New Zealand Government Open Source with Novell
quikflik writes "New Zealand Computerworld magazine reports an 'All-of-government' open source deal with Novell.
The deal allows government agencies access to Novell Open Source software and support - and probably some other Novell products too considering the Inland Revenue Department have been using them for a while. Still .. is an incumbant vendor always the best? If you were a government, which linux distribution would you choose?"
If I were a government looking for a software platform I would most definately choose Novell. You get the level of support that you need with the advantage that you are getting an open platform on which to work. If you have trouble with your Novell linux you can easily get Redhat in to take over, bring in consultants to help out or even set up a department to do it yourself.
But we all know that, right?
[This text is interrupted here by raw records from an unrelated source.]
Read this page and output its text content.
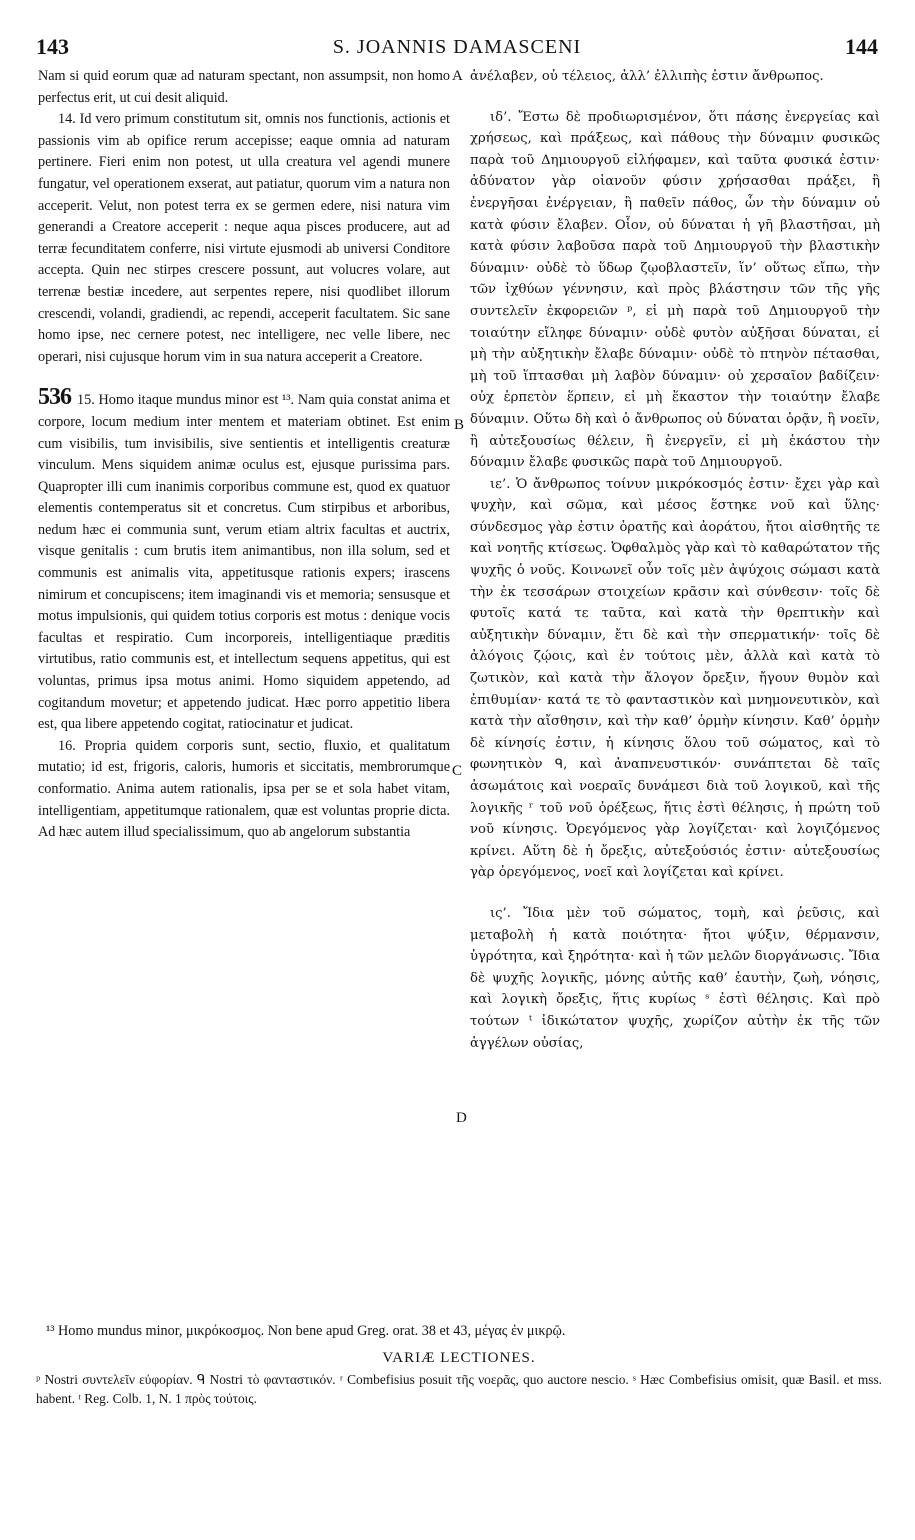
143	S. JOANNIS DAMASCENI	144

Nam si quid eorum quæ ad naturam spectant, non assumpsit, non homo perfectus erit, ut cui desit aliquid.

14. Id vero primum constitutum sit, omnis nos functionis, actionis et passionis vim ab opifice rerum accepisse; eaque omnia ad naturam pertinere. Fieri enim non potest, ut ulla creatura vel agendi munere fungatur, vel operationem exserat, aut patiatur, quorum vim a natura non acceperit. Velut, non potest terra ex se germen edere, nisi natura vim generandi a Creatore acceperit : neque aqua pisces producere, aut ad terræ fecunditatem conferre, nisi virtute ejusmodi ab universi Conditore accepta. Quin nec stirpes crescere possunt, aut volucres volare, aut terrenæ bestiæ incedere, aut serpentes repere, nisi quodlibet illorum crescendi, volandi, gradiendi, ac rependi, acceperit facultatem. Sic sane homo ipse, nec cernere potest, nec intelligere, nec velle libere, nec operari, nisi cujusque horum vim in sua natura acceperit a Creatore.

536 15. Homo itaque mundus minor est ¹³. Nam quia constat anima et corpore, locum medium inter mentem et materiam obtinet. Est enim cum visibilis, tum invisibilis, sive sentientis et intelligentis creaturæ vinculum. Mens siquidem animæ oculus est, ejusque purissima pars. Quapropter illi cum inanimis corporibus commune est, quod ex quatuor elementis contemperatus sit et concretus. Cum stirpibus et arboribus, nedum hæc ei communia sunt, verum etiam altrix facultas et auctrix, visque genitalis : cum brutis item animantibus, non illa solum, sed et communis est animalis vita, appetitusque rationis expers; irascens nimirum et concupiscens; item imaginandi vis et memoria; sensusque et motus impulsionis, qui quidem totius corporis est motus : denique vocis facultas et respiratio. Cum incorporeis, intelligentiaque præditis virtutibus, ratio communis est, et intellectum sequens appetitus, qui est voluntas, primus ipsa motus animi. Homo siquidem appetendo, ad cogitandum movetur; et appetendo judicat. Hæc porro appetitio libera est, qua libere appetendo cogitat, ratiocinatur et judicat.

16. Propria quidem corporis sunt, sectio, fluxio, et qualitatum mutatio; id est, frigoris, caloris, humoris et siccitatis, membrorumque conformatio. Anima autem rationalis, ipsa per se et sola habet vitam, intelligentiam, appetitumque rationalem, quæ est voluntas proprie dicta. Ad hæc autem illud specialissimum, quo ab angelorum substantia

A
B
C
D

ἀνέλαβεν, οὐ τέλειος, ἀλλ’ ἐλλιπὴς ἐστιν ἄνθρωπος.

ιδ’. Ἔστω δὲ προδιωρισμένον, ὅτι πάσης ἐνεργείας καὶ χρήσεως, καὶ πράξεως, καὶ πάθους τὴν δύναμιν φυσικῶς παρὰ τοῦ Δημιουργοῦ εἰλήφαμεν, καὶ ταῦτα φυσικά ἐστιν· ἀδύνατον γὰρ οἱανοῦν φύσιν χρήσασθαι πράξει, ἢ ἐνεργῆσαι ἐνέργειαν, ἢ παθεῖν πάθος, ὧν τὴν δύναμιν οὐ κατὰ φύσιν ἔλαβεν. Οἷον, οὐ δύναται ἡ γῆ βλαστῆσαι, μὴ κατὰ φύσιν λαβοῦσα παρὰ τοῦ Δημιουργοῦ τὴν βλαστικὴν δύναμιν· οὐδὲ τὸ ὕδωρ ζῳοβλαστεῖν, ἵν’ οὕτως εἴπω, τὴν τῶν ἰχθύων γέννησιν, καὶ πρὸς βλάστησιν τῶν τῆς γῆς συντελεῖν ἐκφορειῶν ᵖ, εἰ μὴ παρὰ τοῦ Δημιουργοῦ τὴν τοιαύτην εἴληφε δύναμιν· οὐδὲ φυτὸν αὐξῆσαι δύναται, εἰ μὴ τὴν αὐξητικὴν ἔλαβε δύναμιν· οὐδὲ τὸ πτηνὸν πέτασθαι, μὴ τοῦ ἵπτασθαι μὴ λαβὸν δύναμιν· οὐ χερσαῖον βαδίζειν· οὐχ ἑρπετὸν ἕρπειν, εἰ μὴ ἕκαστον τὴν τοιαύτην ἔλαβε δύναμιν. Οὕτω δὴ καὶ ὁ ἄνθρωπος οὐ δύναται ὁρᾷν, ἢ νοεῖν, ἢ αὐτεξουσίως θέλειν, ἢ ἐνεργεῖν, εἰ μὴ ἑκάστου τὴν δύναμιν ἔλαβε φυσικῶς παρὰ τοῦ Δημιουργοῦ.

ιε’. Ὁ ἄνθρωπος τοίνυν μικρόκοσμός ἐστιν· ἔχει γὰρ καὶ ψυχὴν, καὶ σῶμα, καὶ μέσος ἕστηκε νοῦ καὶ ὕλης· σύνδεσμος γὰρ ἐστιν ὁρατῆς καὶ ἀοράτου, ἤτοι αἰσθητῆς τε καὶ νοητῆς κτίσεως. Ὀφθαλμὸς γὰρ καὶ τὸ καθαρώτατον τῆς ψυχῆς ὁ νοῦς. Κοινωνεῖ οὖν τοῖς μὲν ἀψύχοις σώμασι κατὰ τὴν ἐκ τεσσάρων στοιχείων κρᾶσιν καὶ σύνθεσιν· τοῖς δὲ φυτοῖς κατά τε ταῦτα, καὶ κατὰ τὴν θρεπτικὴν καὶ αὐξητικὴν δύναμιν, ἔτι δὲ καὶ τὴν σπερματικήν· τοῖς δὲ ἀλόγοις ζῴοις, καὶ ἐν τούτοις μὲν, ἀλλὰ καὶ κατὰ τὸ ζωτικὸν, καὶ κατὰ τὴν ἄλογον ὄρεξιν, ἤγουν θυμὸν καὶ ἐπιθυμίαν· κατά τε τὸ φανταστικὸν καὶ μνημονευτικὸν, καὶ κατὰ τὴν αἴσθησιν, καὶ τὴν καθ’ ὁρμὴν κίνησιν. Καθ’ ὁρμὴν δὲ κίνησίς ἐστιν, ἡ κίνησις ὅλου τοῦ σώματος, καὶ τὸ φωνητικὸν ᑫ, καὶ ἀναπνευστικόν· συνάπτεται δὲ ταῖς ἀσωμάτοις καὶ νοεραῖς δυνάμεσι διὰ τοῦ λογικοῦ, καὶ τῆς λογικῆς ʳ τοῦ νοῦ ὀρέξεως, ἥτις ἐστὶ θέλησις, ἡ πρώτη τοῦ νοῦ κίνησις. Ὀρεγόμενος γὰρ λογίζεται· καὶ λογιζόμενος κρίνει. Αὕτη δὲ ἡ ὄρεξις, αὐτεξούσιός ἐστιν· αὐτεξουσίως γὰρ ὀρεγόμενος, νοεῖ καὶ λογίζεται καὶ κρίνει.

ις’. Ἴδια μὲν τοῦ σώματος, τομὴ, καὶ ῥεῦσις, καὶ μεταβολὴ ἡ κατὰ ποιότητα· ἤτοι ψύξιν, θέρμανσιν, ὑγρότητα, καὶ ξηρότητα· καὶ ἡ τῶν μελῶν διοργάνωσις. Ἴδια δὲ ψυχῆς λογικῆς, μόνης αὐτῆς καθ’ ἑαυτὴν, ζωὴ, νόησις, καὶ λογικὴ ὄρεξις, ἥτις κυρίως ˢ ἐστὶ θέλησις. Καὶ πρὸ τούτων ᵗ ἰδικώτατον ψυχῆς, χωρίζον αὐτὴν ἐκ τῆς τῶν ἀγγέλων οὐσίας,

¹³ Homo mundus minor, μικρόκοσμος. Non bene apud Greg. orat. 38 et 43, μέγας ἐν μικρῷ.

VARIÆ LECTIONES.

ᵖ Nostri συντελεῖν εὐφορίαν. ᑫ Nostri τὸ φανταστικόν. ʳ Combefisius posuit τῆς νοερᾶς, quo auctore nescio. ˢ Hæc Combefisius omisit, quæ Basil. et mss. habent. ᵗ Reg. Colb. 1, N. 1 πρὸς τούτοις.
Is anyone on Slashdot actually thinking that choosing SLES over, say RHEL or (god forbid) a custom Gentoo approach is a bad decision?
My personal opinion is that Novell / SuSE is a better approach than RedHat since Novell has a better desktop product (actually, a better range of desktop offerings) to go along with its server software.
Having been working in an Redhat enterprise linux environment for so many years we have recently began to shift all servers over to novel. Since that time we have had less issues and the overall support from novel has been awesome to say the least. PLUS in our case it costs significantly less than the same Redhat licensing fees (redhat network etc). We have also several slackware and debian boxes doing other things. Go Novel, Say no to redhat.